Entre el placer y la pena
Volver es un milagro. Todo el cine de Almodóvar lo es. Reconozco que no soy imparcial y que suelo acudir a cada uno de sus estrenos como lo hacía de niño a las salas de cine: sin saber exactamente lo que va a ser de mí cuando se apaguen las luces. Almodóvar tiene ese poder, el de darte a la vez lo que esperas y lo inesperado. Aquello que reconoces como tuyo, y aquello que no sabías que tenías. Después de ver sus películas siempre te pasan cosas extrañas. Por ejemplo, que al volver a tu casa descubras sobre la mesa una pequeña llama. Una llama que no quema el mantel, ni los dedos con que la coges, y con la que luego no sabes qué hacer. Eso me pasa con sus películas, que siempre salgo de verlas con una llama de esas en las manos. Una llama que en los días siguientes llevo conmigo de un sitio para otro, sin comprender la razón exacta por la que lo hago, salvo para evitar la pena que me daría abandonarla, por ejemplo, en el banco de un parque. Por eso dije que su cine es como un milagro. Tiene la gracia de lo gratuito, y el poder de iluminar las cosas. El poder de enseñarnos a ver donde antes no sabíamos ver.
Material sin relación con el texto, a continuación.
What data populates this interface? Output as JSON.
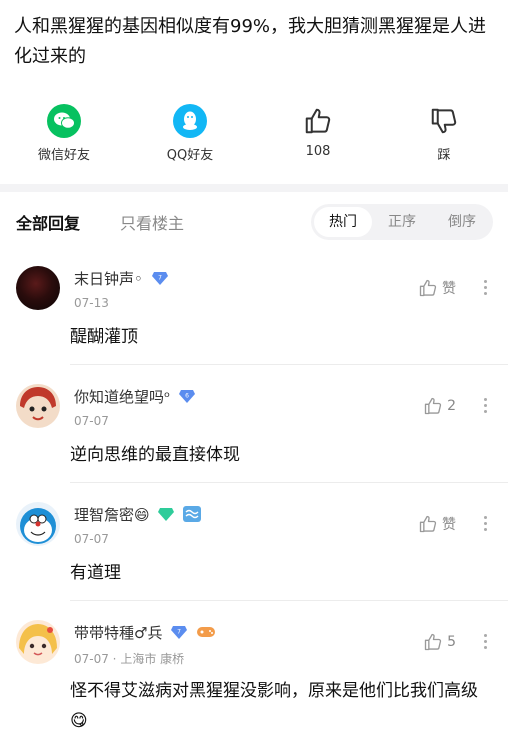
{
  "post": {
    "title": "人和黑猩猩的基因相似度有99%，我大胆猜测黑猩猩是人进化过来的"
  },
  "share": {
    "wechat_label": "微信好友",
    "qq_label": "QQ好友",
    "like_count": "108",
    "dislike_label": "踩"
  },
  "replies": {
    "tab_all": "全部回复",
    "tab_op_only": "只看楼主",
    "sort_hot": "热门",
    "sort_asc": "正序",
    "sort_desc": "倒序"
  },
  "comments": [
    {
      "username": "末日钟声◦",
      "meta": "07-13",
      "text": "醍醐灌顶",
      "like_label": "赞"
    },
    {
      "username": "你知道绝望吗ᵒ",
      "meta": "07-07",
      "text": "逆向思维的最直接体现",
      "like_label": "2"
    },
    {
      "username": "理智詹密😄",
      "meta": "07-07",
      "text": "有道理",
      "like_label": "赞"
    },
    {
      "username": "带带特種♂兵",
      "meta": "07-07 · 上海市 康桥",
      "text": "怪不得艾滋病对黑猩猩没影响，原来是他们比我们高级 😋",
      "like_label": "5"
    }
  ],
  "colors": {
    "wechat_green": "#07c160",
    "qq_blue": "#12b7f5",
    "vip_blue": "#5b8def"
  }
}
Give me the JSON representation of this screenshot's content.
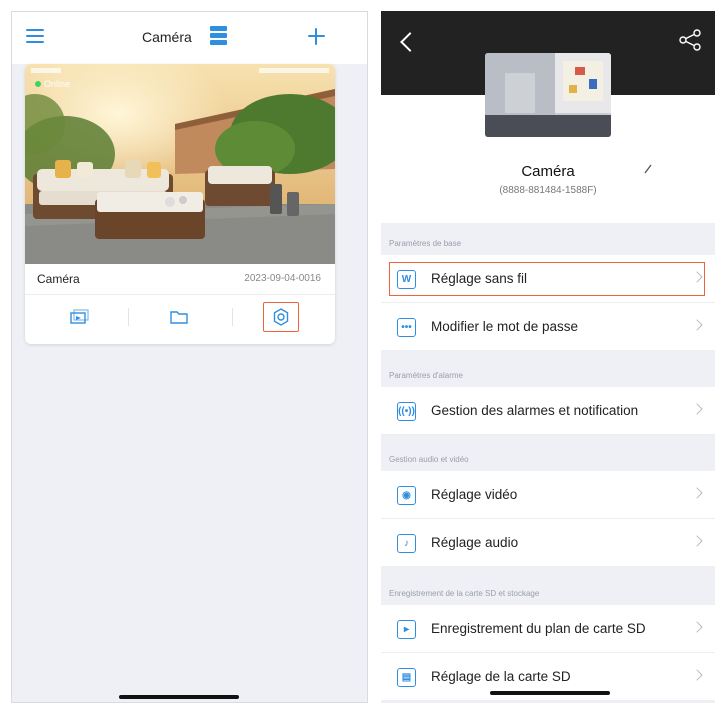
{
  "left": {
    "header": {
      "title": "Caméra",
      "menu_icon": "menu-icon",
      "view_icon": "grid-view-icon",
      "add_icon": "plus-icon"
    },
    "camera_card": {
      "status": "Online",
      "name": "Caméra",
      "date": "2023-09-04-0016",
      "buttons": [
        {
          "icon": "playback-icon"
        },
        {
          "icon": "folder-icon"
        },
        {
          "icon": "settings-icon"
        }
      ]
    }
  },
  "right": {
    "header": {
      "back_icon": "back-icon",
      "share_icon": "share-icon"
    },
    "device": {
      "name": "Caméra",
      "id": "(8888-881484-1588F)"
    },
    "sections": [
      {
        "title": "Paramètres de base",
        "items": [
          {
            "label": "Réglage sans fil",
            "icon": "wifi-icon"
          },
          {
            "label": "Modifier le mot de passe",
            "icon": "password-icon"
          }
        ]
      },
      {
        "title": "Paramètres d'alarme",
        "items": [
          {
            "label": "Gestion des alarmes et notification",
            "icon": "alarm-icon"
          }
        ]
      },
      {
        "title": "Gestion audio et vidéo",
        "items": [
          {
            "label": "Réglage vidéo",
            "icon": "video-icon"
          },
          {
            "label": "Réglage audio",
            "icon": "audio-icon"
          }
        ]
      },
      {
        "title": "Enregistrement de la carte SD et stockage",
        "items": [
          {
            "label": "Enregistrement du plan de carte SD",
            "icon": "sd-schedule-icon"
          },
          {
            "label": "Réglage de la carte SD",
            "icon": "sd-card-icon"
          }
        ]
      }
    ]
  },
  "colors": {
    "accent": "#2f8ee0",
    "highlight": "#f0623a",
    "online": "#3fd55a",
    "hero_background": "#222222",
    "page_background": "#eef0f5"
  }
}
Me sorprende que la gente siga discutiendo la coherencia de sus guiones. Las películas de Almodóvar son como los juguetes que se dan a los niños, vuelven deseable la realidad y hacen reales nuestros sueños. Están llenas de vida, porque hablan de nuestros deseos. Y Volver lo hace de una manera ejemplar. De hecho, sus personajes se pasan todo el tiempo temblando de frío, de miedo, de placer, de tristeza. ¿Puede ser de otra forma? No, porque la vida es deseo, y los deseos nos llevan al encuentro de los demás, y nos enfrentan a lo incierto y lo desconocido de la vida. Las películas de Almodóvar están hechas para enamorarnos. Por eso gustan tanto, porque lo que quiere todo el mundo es estar enamorado de alguien. ¡Y vaya si lo consiguen! No creo que haya nadie que, viendo Volver, no haya tendido su mano en la oscuridad como queriendo recoger las lágrimas de Penélope Cruz, o que al recordar el rostro de Cecilia Roth, en Todo sobre mi madre, no haya deseado llevar en su pecho el corazón de su hijo, o que viendo por enésima vez Hable con ella no sueñe con acercarse al lugar donde Leonor Watling permanece dormida para besarla. Y todo porque, aun en el recuerdo, no podemos dejar de mirarlas.
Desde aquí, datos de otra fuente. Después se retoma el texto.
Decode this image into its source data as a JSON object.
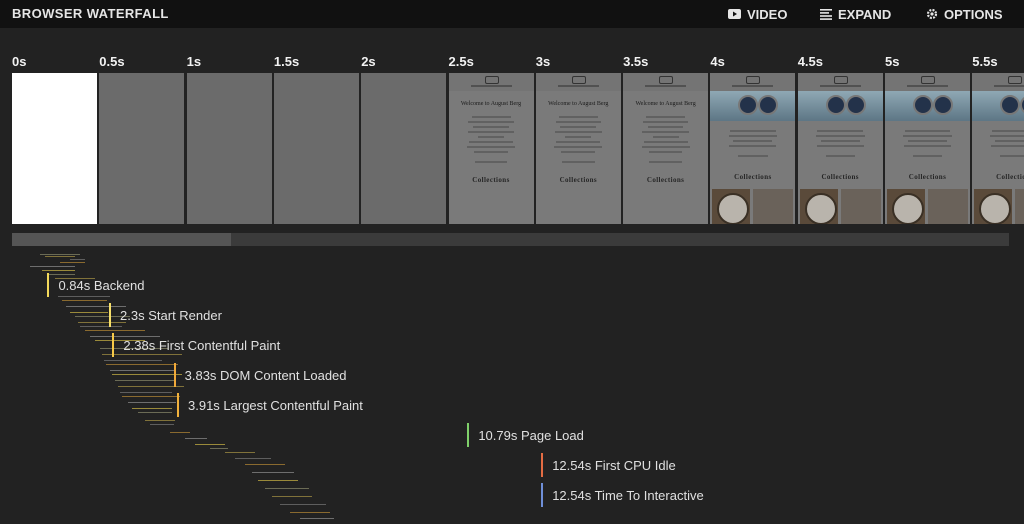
{
  "header": {
    "title": "BROWSER WATERFALL",
    "video_label": "VIDEO",
    "expand_label": "EXPAND",
    "options_label": "OPTIONS"
  },
  "timeline": {
    "ticks": [
      "0s",
      "0.5s",
      "1s",
      "1.5s",
      "2s",
      "2.5s",
      "3s",
      "3.5s",
      "4s",
      "4.5s",
      "5s",
      "5.5s"
    ]
  },
  "frames": [
    {
      "type": "white"
    },
    {
      "type": "blank"
    },
    {
      "type": "blank"
    },
    {
      "type": "blank"
    },
    {
      "type": "blank"
    },
    {
      "type": "text"
    },
    {
      "type": "text"
    },
    {
      "type": "text"
    },
    {
      "type": "image"
    },
    {
      "type": "image"
    },
    {
      "type": "image"
    },
    {
      "type": "image"
    }
  ],
  "frame_text": {
    "heading": "Welcome to August Berg",
    "collections": "Collections"
  },
  "scroll": {
    "visible_fraction": 0.22
  },
  "markers": [
    {
      "time": 0.84,
      "label": "0.84s Backend",
      "color": "#f3d95b"
    },
    {
      "time": 2.3,
      "label": "2.3s Start Render",
      "color": "#f7e06a"
    },
    {
      "time": 2.38,
      "label": "2.38s First Contentful Paint",
      "color": "#f7c948"
    },
    {
      "time": 3.83,
      "label": "3.83s DOM Content Loaded",
      "color": "#f0a93a"
    },
    {
      "time": 3.91,
      "label": "3.91s Largest Contentful Paint",
      "color": "#f1b13c"
    },
    {
      "time": 10.79,
      "label": "10.79s Page Load",
      "color": "#7fd06a"
    },
    {
      "time": 12.54,
      "label": "12.54s First CPU Idle",
      "color": "#e46c43"
    },
    {
      "time": 12.54,
      "label": "12.54s Time To Interactive",
      "color": "#6f8fd8"
    }
  ],
  "colors": {
    "background": "#222222",
    "topbar": "#111111",
    "request_palette": [
      "#6b6b55",
      "#80723a",
      "#5e5e5e",
      "#8a6a2f",
      "#6e6e6e",
      "#9a8a3a"
    ]
  }
}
Almodóvar no se anda por las ramas. Sabe que el cine ha sido creado para mostrar el rostro de los hombres. Y nadie en nuestro cine lo ha hecho como él. Ése es su único secreto, y por eso los rostros de sus actores se quedan grabados en nuestro corazón. Y Volver es una de las más hermosas y completas galerías de rostros todo su cine. Y por eso es imprescindible. Todos son rostros de mujeres. Son rostros que resumen el mundo: su oscuridad y su luz, su desesperación y su alegría, sus pérdidas y sus milagros. Contemplarles es volver a descubrir ese vínculo entre el placer y la pena que, según Rilke, es la realidad más profunda del corazón humano.